Per Pascoli la poesia ha natura irrazionale e con essa si può giungere alla verità di ogni cosa; il poeta deve
essere un poeta-fanciullo che arriva a questa verità mediante l'irrazionalità e l'intuizione. Rifiuta quindi la
ragione e, di conseguenza, rifiuta il Positivismo, che era l'esaltazione della ragione stessa e del progresso,
approdando così al decadentismo. La poesia diventa così analogica, cioè senza apparente connessione tra
due o più realtà che vengono rappresentate; ma in realtà una connessione, a volte anche un po' forzata, è
presente tra i concetti, e il poeta spesso e volentieri è costretto a voli vertiginosi per mettere in
comunicazione questi concetti. La poesia irrazionale o analogica è una poesia di svelamento o di scoperta e
non di invenzione. I motivi principali di questa poesia devono essere "umili cose": cose della vita
quotidiana, cose modeste o familiari. A questo si unisce il ricordo ossessivo dei suoi morti, le cui presenze
aleggiano continuamente nel “nido”, riproponendo il passato di lutti e di dolori e inibendo al poeta ogni
rapporto con la realtà esterna, ogni vita di relazione, che viene sentita come un tradimento nei confronti
dei legami oscuri, viscerali del “nido”. Il "nido" è simbolo della famiglia e degli affetti, rifugio dalla violenza
del mondo e della storia.

Il duomo, al cui suono della campana si fa riferimento ne L'ora di Barga

Nella vita dei letterati italiani degli ultimi due secoli ricorre pressoché costantemente la contrapposizione
problematica tra mondo cittadino e mondo agreste, intesi come portatori di valori opposti: mentre la
campagna appare sempre più come il "paradiso perduto" dei valori morali e culturali, la città diviene
simbolo di una condizione umana maledetta e snaturata, vittima della degradazione morale causata da un
ideale di progresso puramente materiale. Questa contrapposizione può essere interpretata sia alla luce
dell'arretratezza economica e culturale di gran parte dell'Italia rispetto all'evoluzione industriale delle
grandi nazioni europee, sia come conseguenza della divisione politica e della mancanza di una grande
metropoli unificante come erano Parigi per la Francia e Londra per l'Inghilterra. I "luoghi" poetici della
"terra", del "borgo", dell'"umile popolo" che ricorrono fino agli anni del primo dopoguerra non fanno che
ripetere il sogno di una piccola patria lontana, che l'ideale unitario vagheggiato o realizzato non spegne mai
del tutto.

Decisivo nella continuazione di questa tradizione fu proprio Pascoli, anche se i suoi motivi non furono quelli
tipicamente ideologici degli altri scrittori, ma nacquero da radici più intimistiche e soggettive. Nel 1899
scrisse al pittore De Witt: «C'è del gran dolore e del gran mistero nel mondo; ma nella vita semplice e
familiare e nella contemplazione della natura, specialmente in campagna, c'è gran consolazione, la quale
pure non basta a liberarci dall'immutabile destino».[30]

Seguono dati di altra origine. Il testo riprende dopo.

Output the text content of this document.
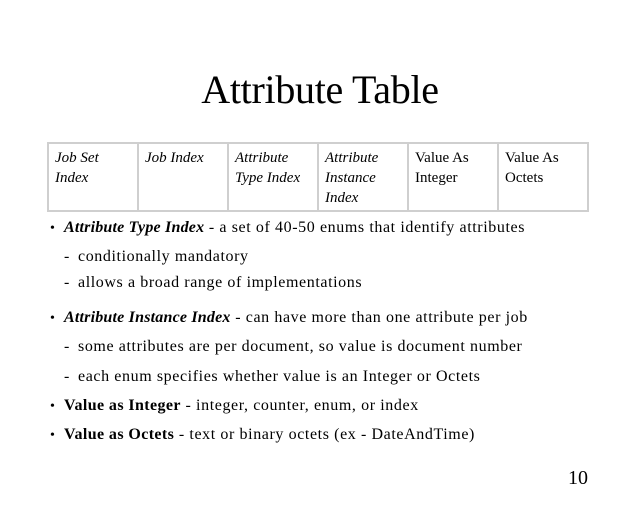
Attribute Table
Job Set Index	Job Index	Attribute Type Index	Attribute Instance Index	Value As Integer	Value As Octets
• Attribute Type Index - a set of 40-50 enums that identify attributes
- conditionally mandatory
- allows a broad range of implementations
• Attribute Instance Index - can have more than one attribute per job
- some attributes are per document, so value is document number
- each enum specifies whether value is an Integer or Octets
• Value as Integer - integer, counter, enum, or index
• Value as Octets - text or binary octets (ex - DateAndTime)
10
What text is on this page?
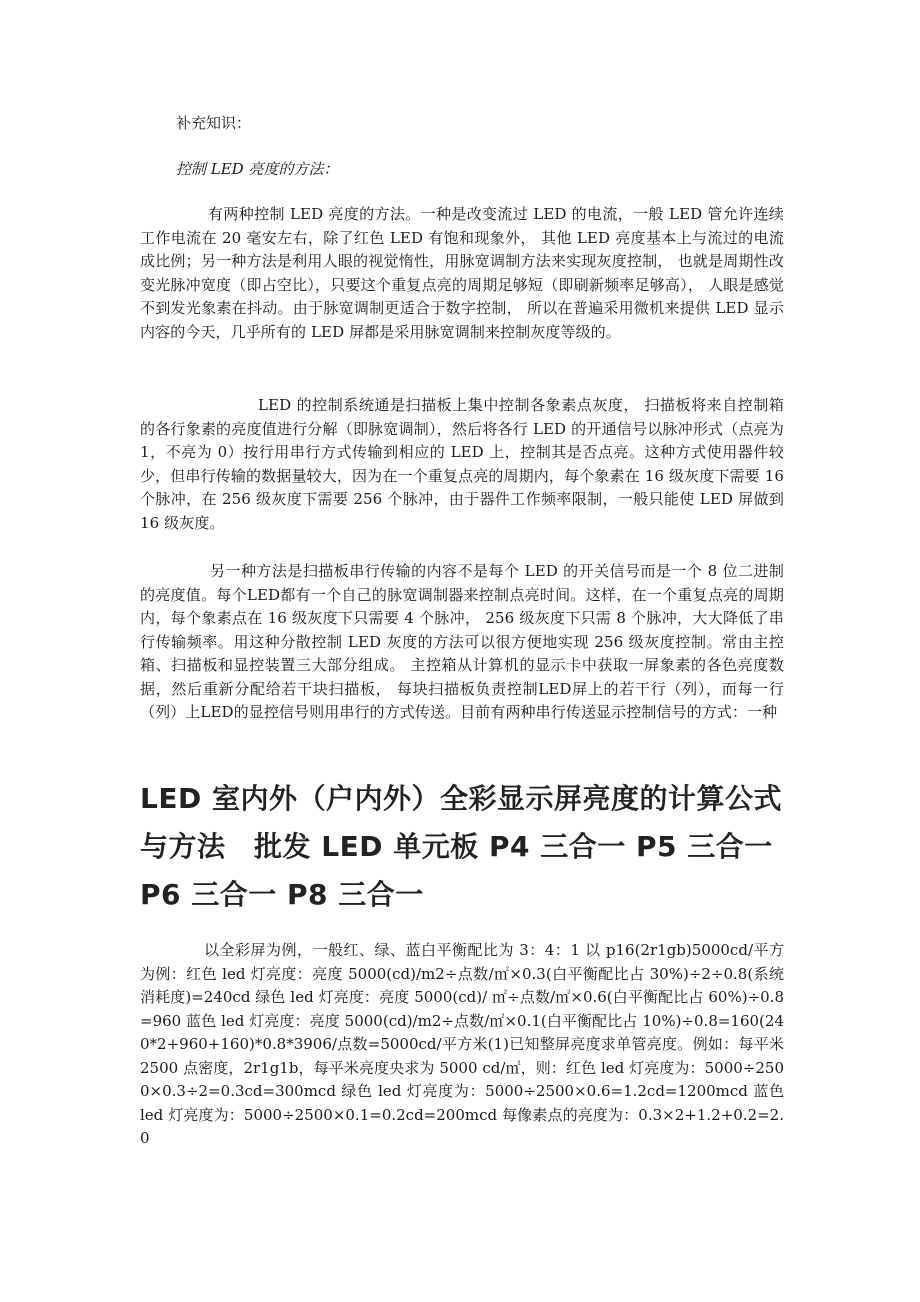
补充知识：
控制 LED 亮度的方法：
有两种控制 LED 亮度的方法。一种是改变流过 LED 的电流，一般 LED 管允许连续工作电流在 20 毫安左右，除了红色 LED 有饱和现象外， 其他 LED 亮度基本上与流过的电流成比例；另一种方法是利用人眼的视觉惰性，用脉宽调制方法来实现灰度控制， 也就是周期性改变光脉冲宽度（即占空比），只要这个重复点亮的周期足够短（即刷新频率足够高）， 人眼是感觉不到发光象素在抖动。由于脉宽调制更适合于数字控制， 所以在普遍采用微机来提供 LED 显示内容的今天，几乎所有的 LED 屏都是采用脉宽调制来控制灰度等级的。
LED 的控制系统通是扫描板上集中控制各象素点灰度， 扫描板将来自控制箱的各行象素的亮度值进行分解（即脉宽调制），然后将各行 LED 的开通信号以脉冲形式（点亮为 1，不亮为 0）按行用串行方式传输到相应的 LED 上，控制其是否点亮。这种方式使用器件较少，但串行传输的数据量较大，因为在一个重复点亮的周期内，每个象素在 16 级灰度下需要 16 个脉冲，在 256 级灰度下需要 256 个脉冲，由于器件工作频率限制，一般只能使 LED 屏做到 16 级灰度。
另一种方法是扫描板串行传输的内容不是每个 LED 的开关信号而是一个 8 位二进制的亮度值。每个LED都有一个自己的脉宽调制器来控制点亮时间。这样，在一个重复点亮的周期内，每个象素点在 16 级灰度下只需要 4 个脉冲， 256 级灰度下只需 8 个脉冲，大大降低了串行传输频率。用这种分散控制 LED 灰度的方法可以很方便地实现 256 级灰度控制。常由主控箱、扫描板和显控装置三大部分组成。 主控箱从计算机的显示卡中获取一屏象素的各色亮度数据，然后重新分配给若干块扫描板， 每块扫描板负责控制LED屏上的若干行（列），而每一行（列）上LED的显控信号则用串行的方式传送。目前有两种串行传送显示控制信号的方式：一种
LED 室内外（户内外）全彩显示屏亮度的计算公式与方法　批发 LED 单元板 P4 三合一 P5 三合一 P6 三合一 P8 三合一
以全彩屏为例，一般红、绿、蓝白平衡配比为 3：4：1 以 p16(2r1gb)5000cd/平方为例：红色 led 灯亮度：亮度 5000(cd)/m2÷点数/㎡×0.3(白平衡配比占 30%)÷2÷0.8(系统消耗度)=240cd 绿色 led 灯亮度：亮度 5000(cd)/ ㎡÷点数/㎡×0.6(白平衡配比占 60%)÷0.8=960 蓝色 led 灯亮度：亮度 5000(cd)/m2÷点数/㎡×0.1(白平衡配比占 10%)÷0.8=160(240*2+960+160)*0.8*3906/点数=5000cd/平方米(1)已知整屏亮度求单管亮度。例如：每平米 2500 点密度，2r1g1b，每平米亮度央求为 5000 cd/㎡，则：红色 led 灯亮度为：5000÷2500×0.3÷2=0.3cd=300mcd 绿色 led 灯亮度为：5000÷2500×0.6=1.2cd=1200mcd 蓝色 led 灯亮度为：5000÷2500×0.1=0.2cd=200mcd 每像素点的亮度为：0.3×2+1.2+0.2=2.0
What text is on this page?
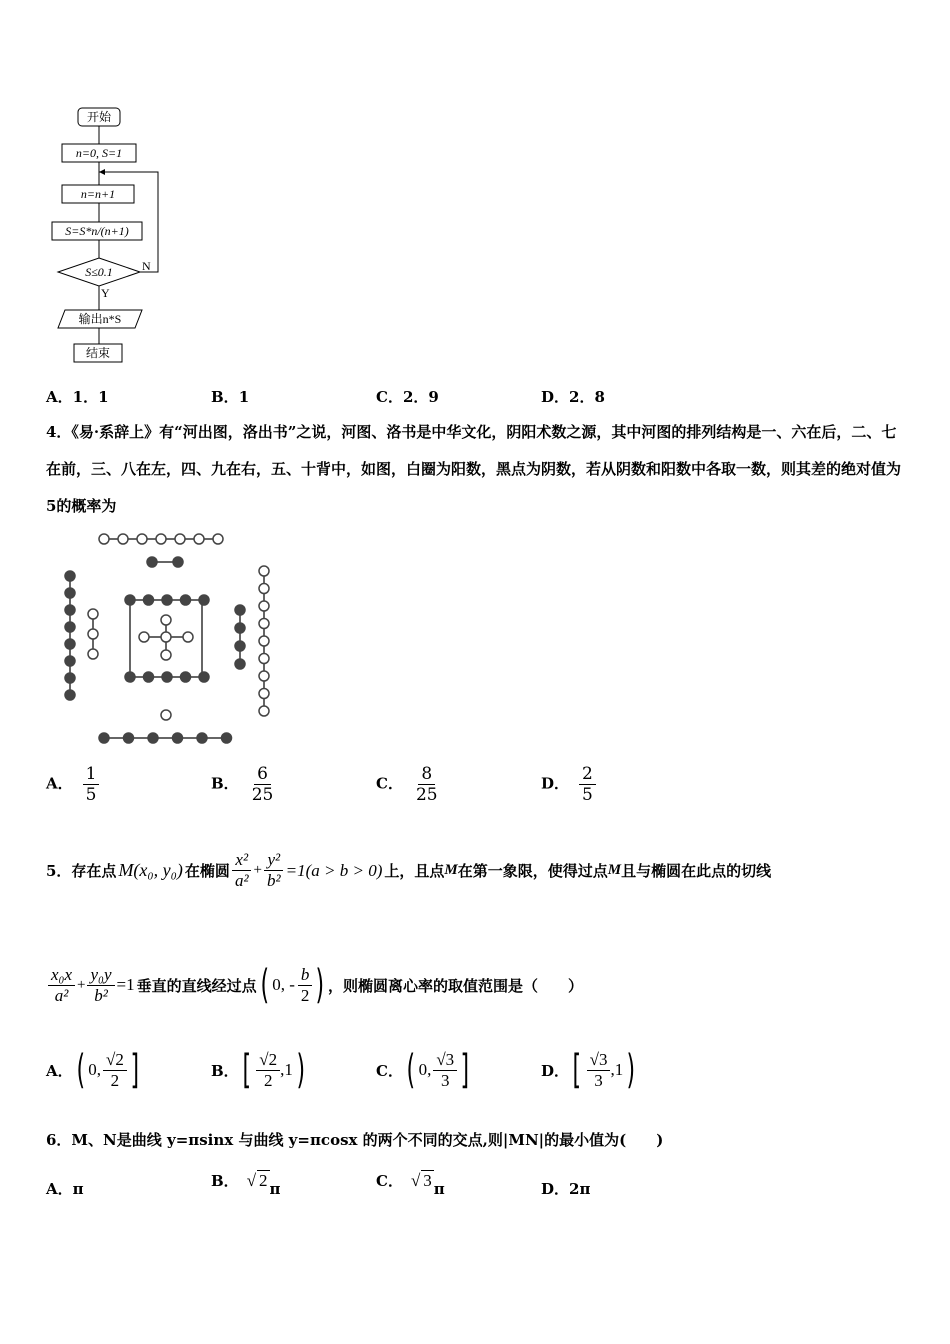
开始
n=0, S=1
n=n+1
S=S*n/(n+1)
S≤0.1 N
Y
输出n*S
结束
A．1．1	B．1	C．2．9	D．2．8
4．《易·系辞上》有“河出图，洛出书”之说，河图、洛书是中华文化，阴阳术数之源，其中河图的排列结构是一、六在后，二、七在前，三、八在左，四、九在右，五、十背中，如图，白圈为阳数，黑点为阴数，若从阴数和阳数中各取一数，则其差的绝对值为5的概率为
A． $\frac{1}{5}$	B． $\frac{6}{25}$	C． $\frac{8}{25}$	D． $\frac{2}{5}$
5．存在点 M(x₀, y₀) 在椭圆 $\frac{\text{x²}}{\text{a²}} + \frac{\text{y²}}{\text{b²}} =1(a > b > 0)$ 上，且点 M 在第一象限，使得过点 M 且与椭圆在此点的切线
$\frac{\text{x₀x}}{\text{a²}} + \frac{\text{y₀y}}{\text{b²}} =1$ 垂直的直线经过点 ( 0, - $\frac{b}{2}$ ) ，则椭圆离心率的取值范围是（　　）
A． ( 0, $\frac{√2}{2}$ ]	B． [ $\frac{√2}{2} ,1$ )	C． ( 0, $\frac{√3}{3}$ ]	D． [ $\frac{√3}{3} ,1$ )
6．M、N是曲线 y=πsinx 与曲线 y=πcosx 的两个不同的交点,则|MN|的最小值为(　　)
A．π	B． √ 2 π	C． √ 3 π	D．2π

In questa contrapposizione tra l'esteriorità della vita sociale (e cittadina) e l'interiorità dell'esistenza
familiare (e agreste) si racchiude l'idea dominante - accanto a quella della morte - della poesia pascoliana.
Dalla casa di Castelvecchio, dolcemente protetta dai boschi della Media Valle del Serchio, Pascoli non "uscì"
più (psicologicamente parlando) fino alla morte. Pur continuando in un intenso lavoro di pubblicazioni
poetiche e saggistiche, e accettando nel 1905 di succedere a Carducci sulla cattedra dell'Università di
Bologna, egli ci ha lasciato del mondo una visione univocamente ristretta attorno ad un "centro",
rappresentato dal mistero della natura e dal rapporto tra amore e morte.
Fu come se, sopraffatto da un'angoscia impossibile a dominarsi, il poeta avesse trovato nello strumento
intellettuale del componimento poetico l'unico mezzo per costringere le paure e i fantasmi dell'esistenza in
un recinto ben delimitato, al di fuori del quale egli potesse continuare una vita di normali relazioni umane.
A questo "recinto" poetico egli lavorò con straordinario impegno creativo, costruendo una raccolta di versi
e di forme che la letteratura italiana non vedeva, per complessità e varietà, dai tempi di Chiabrera.[senza
fonte] La ricercatezza quasi sofisticata, e artificiosa nella sua eleganza, delle strutture metriche scelte da
Pascoli - mescolanza di novenari, quinari e quaternari nello stesso componimento, e così via - è stata
interpretata come un paziente e attento lavoro di organizzazione razionale della forma poetica attorno a
contenuti psicologici informi e incontrollabili che premevano dall'inconscio. Insomma, esattamente il
contrario di quanto i simbolisti francesi e le altre avanguardie artistiche del primo Novecento proclamavano
nei confronti della spontaneità espressiva.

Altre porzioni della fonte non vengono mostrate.